BuzzFeed is not a tech company.
It was stylish for a time for digital media companies to paint themselves as tech platforms. That was, often, what venture capitalists wanted to hear. But at its heart, Nguyen considers BuzzFeed a media company, albeit one with strong data and tech chops.
“We’re a media company because that is how we’re known to our consumers and to our advertisers,” she said. “We make media. There’s a false dichotomy that you have to be one or the other. We are a media company; we have a strong technology department. I don’t think being a media company precludes us from having a great tech team.”
“The process” is what makes BuzzFeed tick.
There’s a myth Nguyen wants to dispel: BuzzFeed does not have clever data scientists telling its writers what’s going to go viral. Data is part of the picture, but not as important as what Nguyen calls “the process.” That’s repeating content, across platforms and geographies, and continuously learning what works and what doesn’t. Nguyen herself created a viral post, “27 Signs You Were Raised By Asian Immigrant Parents,” based off the work of previous posts in the same vein.
“The process is the combination of many things,” she said. “It’s having the data available to you of all the content that’s made; it’s curiosity and a continual learning process.”

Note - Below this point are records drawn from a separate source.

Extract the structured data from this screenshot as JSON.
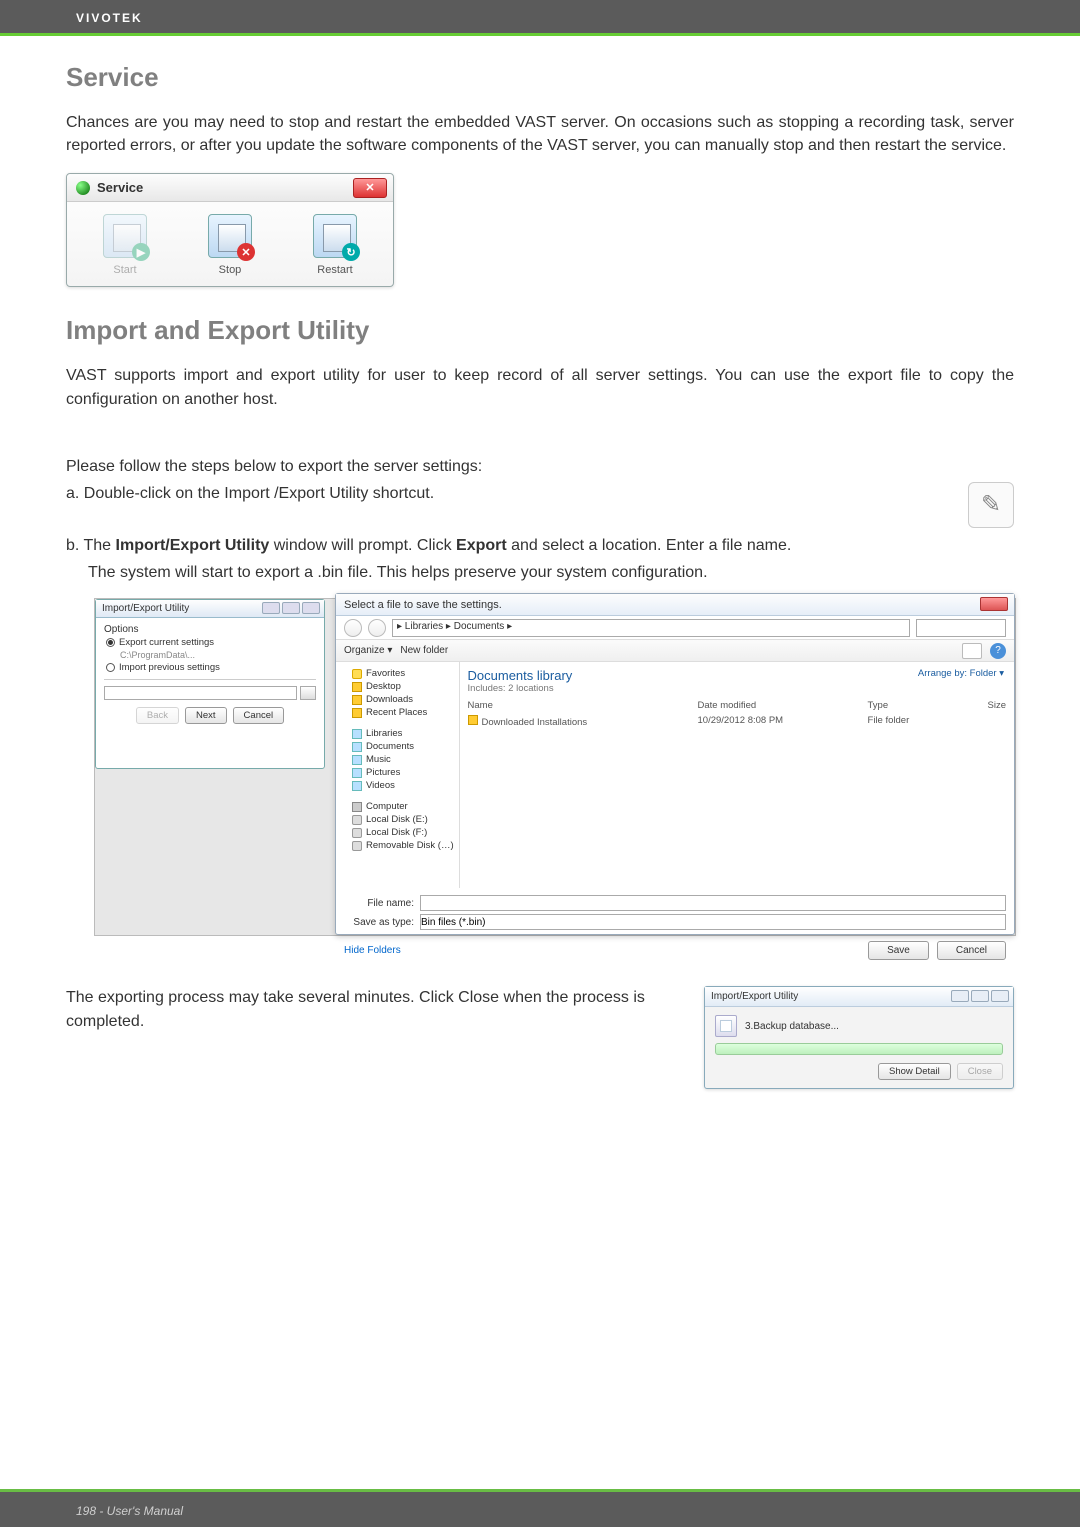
{
  "header": {
    "brand": "VIVOTEK"
  },
  "footer": {
    "text": "198 - User's Manual"
  },
  "sections": {
    "service": {
      "heading": "Service",
      "para": "Chances are you may need to stop and restart the embedded VAST server. On occasions such as stopping a recording task, server reported errors, or after you update the software components of the VAST server, you can manually stop and then restart the service."
    },
    "ieu": {
      "heading": "Import and Export Utility",
      "para": "VAST supports import and export utility for user to keep record of all server settings. You can use the export file to copy the configuration on another host.",
      "steps_intro": "Please follow the steps below to export the server settings:",
      "step_a": "a. Double-click on the Import /Export Utility shortcut.",
      "step_b_pre": "b. The ",
      "step_b_b1": "Import/Export Utility",
      "step_b_mid1": " window will prompt. Click ",
      "step_b_b2": "Export",
      "step_b_mid2": " and select a location. Enter a file name.",
      "step_b_line2": "The system will start to export a .bin file. This helps preserve your system configuration.",
      "export_info": "The exporting process may take several minutes. Click Close when the process is completed."
    }
  },
  "service_panel": {
    "title": "Service",
    "buttons": {
      "start": "Start",
      "stop": "Stop",
      "restart": "Restart"
    }
  },
  "utility_window": {
    "title": "Import/Export Utility",
    "options_label": "Options",
    "opt_export": "Export current settings",
    "opt_export_sub": "C:\\ProgramData\\...",
    "opt_import": "Import previous settings",
    "buttons": {
      "back": "Back",
      "next": "Next",
      "cancel": "Cancel"
    }
  },
  "save_dialog": {
    "title": "Select a file to save the settings.",
    "address": "  ▸ Libraries ▸ Documents ▸",
    "toolbar": {
      "organize": "Organize",
      "newfolder": "New folder"
    },
    "library_title": "Documents library",
    "library_sub": "Includes: 2 locations",
    "arrange": "Arrange by:   Folder ▾",
    "columns": {
      "name": "Name",
      "date": "Date modified",
      "type": "Type",
      "size": "Size"
    },
    "row": {
      "name": "Downloaded Installations",
      "date": "10/29/2012 8:08 PM",
      "type": "File folder",
      "size": ""
    },
    "side": {
      "favorites": "Favorites",
      "desktop": "Desktop",
      "downloads": "Downloads",
      "recent": "Recent Places",
      "libraries": "Libraries",
      "documents": "Documents",
      "music": "Music",
      "pictures": "Pictures",
      "videos": "Videos",
      "computer": "Computer",
      "diskE": "Local Disk (E:)",
      "diskF": "Local Disk (F:)",
      "removable": "Removable Disk (…)"
    },
    "filename_label": "File name:",
    "saveastype_label": "Save as type:",
    "saveastype_value": "Bin files (*.bin)",
    "hide_folders": "Hide Folders",
    "save": "Save",
    "cancel": "Cancel"
  },
  "progress_window": {
    "title": "Import/Export Utility",
    "status": "3.Backup database...",
    "show_detail": "Show Detail",
    "close": "Close"
  }
}
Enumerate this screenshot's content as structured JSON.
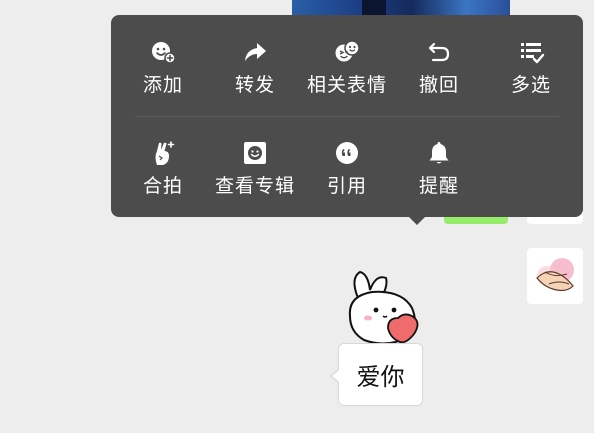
{
  "context_menu": {
    "row1": [
      {
        "label": "添加",
        "icon": "sticker-add-icon"
      },
      {
        "label": "转发",
        "icon": "forward-icon"
      },
      {
        "label": "相关表情",
        "icon": "related-stickers-icon"
      },
      {
        "label": "撤回",
        "icon": "recall-icon"
      },
      {
        "label": "多选",
        "icon": "multi-select-icon"
      }
    ],
    "row2": [
      {
        "label": "合拍",
        "icon": "snap-together-icon"
      },
      {
        "label": "查看专辑",
        "icon": "album-icon"
      },
      {
        "label": "引用",
        "icon": "quote-icon"
      },
      {
        "label": "提醒",
        "icon": "bell-icon"
      }
    ]
  },
  "chat": {
    "sticker_caption": "爱你"
  },
  "colors": {
    "menu_background": "#4c4c4c",
    "chat_background": "#ededed",
    "sent_bubble": "#95ec69",
    "heart": "#f06b6b"
  }
}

Thank a goat prank for the watermelon Facebook video.
BuzzFeed scored the first viral hit of Facebook’s live video when it broadcast people putting rubber bands around a watermelon until it inevitably exploded. Many were baffled this drew more than 10 million views. But it was actually a result of “the process,” according to Nguyen. BuzzFeed video staffers a week earlier played a prank on video boss Ze Frank by filling his office with baby goats on his birthday. They started live streaming on Facebook his office, waiting for Frank to arrive. To their surprise, as Frank was repeatedly delayed, the video gained steam and drew 80,000 viewers.
“It was a shared experience of waiting for something to happen,” Nguyen said. “You knew what was going to happen, but it was shared experience it was going to happen. Once he came in, nobody was interested to see what he’d say about it.”